Un voyage à travers la mémoire vivante des villages d’al-Andalus dans la région cordouane du Guadajoz
Le soleil de l’après-midi déclinait sur les pentes couvertes d’oliviers lorsque Qāsim et Carmen atteignirent le sommet d’une colline. Une tache blanche de maisons s’étendait sur le flanc du coteau, couronnée par la silhouette d’une antique forteresse.
— Voici Bayyāna —dit Qāsim, s’arrêtant près d’un rocher et levant la main—.
« Une grande forteresse sur une éminence du terrain », comme l’avait décrite al-Idrīsī il y a des siècles. Tel un vigile attentif au milieu des champs de blé, des figuiers et des oliveraies.
Il fit une brève pause et ajouta avec un demi-sourire :
— C’est ici que je suis né. Et même si mes pas m’ont mené loin —à Cordoue, à Bagdad, jusqu’à La Mecque—, j’ai toujours porté Bayyāna en moi. Car c’est ma terre.
Carmen contemplait en silence. Les ruelles qui descendaient depuis les hauteurs semblaient couler comme des veines entre les façades blanchies à la chaux, se perdant parmi les toits irréguliers.
— Tout cela est l’Almadīna —dit Qāsim—. Le cœur de la cité. Des murailles de tous côtés, avec un château au sommet et, plus bas, les maisons, les ateliers, les mosquées… D’ici, on contrôle le passage du fleuve et les chemins qui mènent à la campagne et aux terres de l’est. C’est un point clé, autant pour le commerce que pour la guerre.
— Aujourd’hui on l’appelle le quartier de “l’Almedina” —commenta Carmen—. Il reste encore quelques pans de muraille et des portes anciennes, et même une tour qui abrite une salle d’art mudéjar.
— Je me réjouis qu’un lieu comme celui-ci conserve encore son âme —dit Qāsim—. Ici se tissait la vie à notre époque : le souk, les fours à pain, les pressoirs à huile, l’école des mémoires et des lettres… Il fut même la capitale de la cora de Cabra et avait sa propre circonscription administrative.

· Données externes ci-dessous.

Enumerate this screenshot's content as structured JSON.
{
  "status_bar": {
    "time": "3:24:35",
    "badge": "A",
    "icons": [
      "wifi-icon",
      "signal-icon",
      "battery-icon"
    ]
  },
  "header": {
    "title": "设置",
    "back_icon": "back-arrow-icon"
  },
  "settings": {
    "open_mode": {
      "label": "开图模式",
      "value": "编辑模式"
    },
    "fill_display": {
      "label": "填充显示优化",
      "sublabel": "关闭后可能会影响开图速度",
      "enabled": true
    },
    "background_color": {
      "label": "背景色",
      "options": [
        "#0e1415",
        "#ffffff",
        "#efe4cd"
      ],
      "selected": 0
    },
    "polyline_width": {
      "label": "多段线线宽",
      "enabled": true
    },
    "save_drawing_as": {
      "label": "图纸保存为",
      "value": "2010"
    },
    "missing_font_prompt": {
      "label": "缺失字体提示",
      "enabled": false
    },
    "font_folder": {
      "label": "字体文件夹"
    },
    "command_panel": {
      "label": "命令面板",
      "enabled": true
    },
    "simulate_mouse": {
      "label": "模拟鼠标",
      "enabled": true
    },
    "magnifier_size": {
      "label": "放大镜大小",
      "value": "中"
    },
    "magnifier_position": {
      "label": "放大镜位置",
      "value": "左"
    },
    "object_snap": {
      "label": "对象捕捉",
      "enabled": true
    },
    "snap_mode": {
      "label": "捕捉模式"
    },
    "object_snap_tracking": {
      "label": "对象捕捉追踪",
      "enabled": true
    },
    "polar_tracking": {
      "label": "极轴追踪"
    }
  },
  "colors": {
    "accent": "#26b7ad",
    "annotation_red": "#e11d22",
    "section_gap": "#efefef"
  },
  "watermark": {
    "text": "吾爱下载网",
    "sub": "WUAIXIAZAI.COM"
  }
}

— Et à mon époque, une fois par an, tout cela change complètement —ajouta Carmen en regardant autour d’elle—. Pendant la Tamborada, l’Almedina se transforme : des centaines de tambours résonnent à l’unisson, comme si le village entier se réveillait d’un coup. Hommes et femmes s’habillent de tuniques noires ou blanches et, durant des heures, ils font résonner leurs tambours dans les rues, et le bourg tout entier tremble sous une explosion d’émotion collective.
— Et que célèbre-t-on ? —demanda Qāsim en la regardant avec curiosité.

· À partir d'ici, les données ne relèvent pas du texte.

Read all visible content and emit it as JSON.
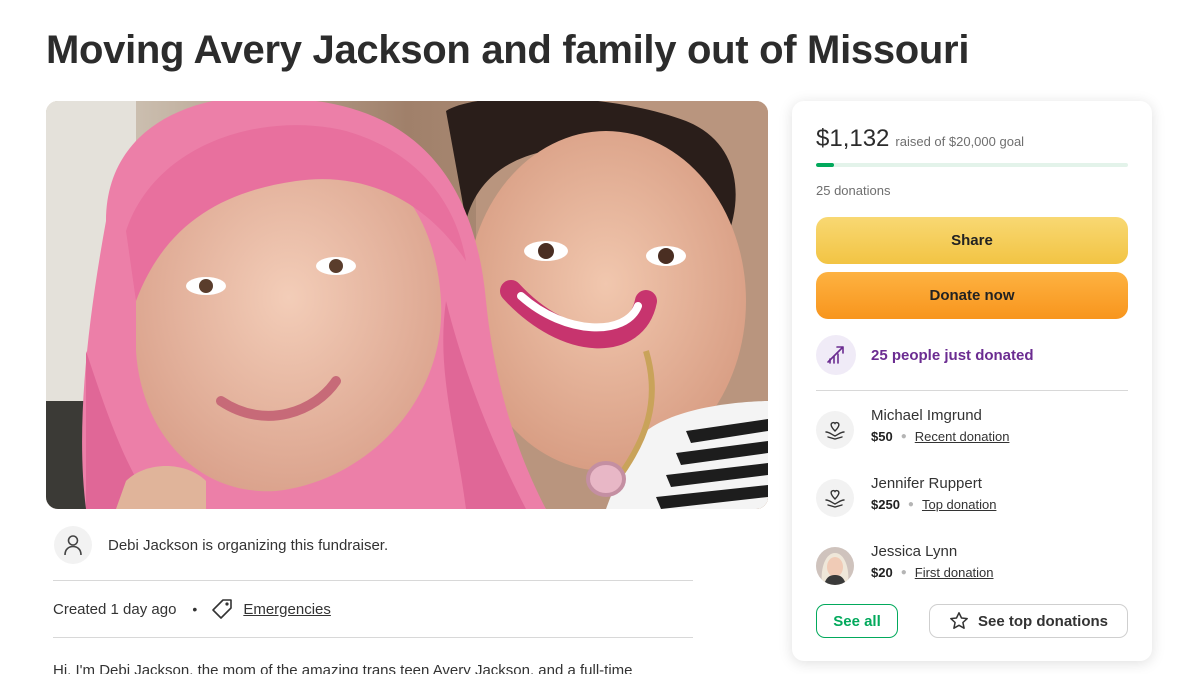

— Cela fait partie de la Semaine Sainte, où l’on commémore la Passion et la Mort du Christ —répondit Carmen—. Mais au-delà de l’aspect religieux, c’est une expression collective qui transcende les âges, les croyances ou les idées. Le son du tambour est mémoire, identité… voire catharsis.
— Quelle merveille —dit Qāsim—. Comme tu le vois, à l’époque andalouse les sons étaient autres : l’appel du muezzin à l’aube, les prières du vendredi, le martèlement des chaudronniers, le murmure des conteurs au souk au crépuscule… Mais si quelque chose continue encore aujourd’hui à faire battre à l’unisson ceux qui habitent ce lieu, cela signifie que Bayyāna reste bien vivante.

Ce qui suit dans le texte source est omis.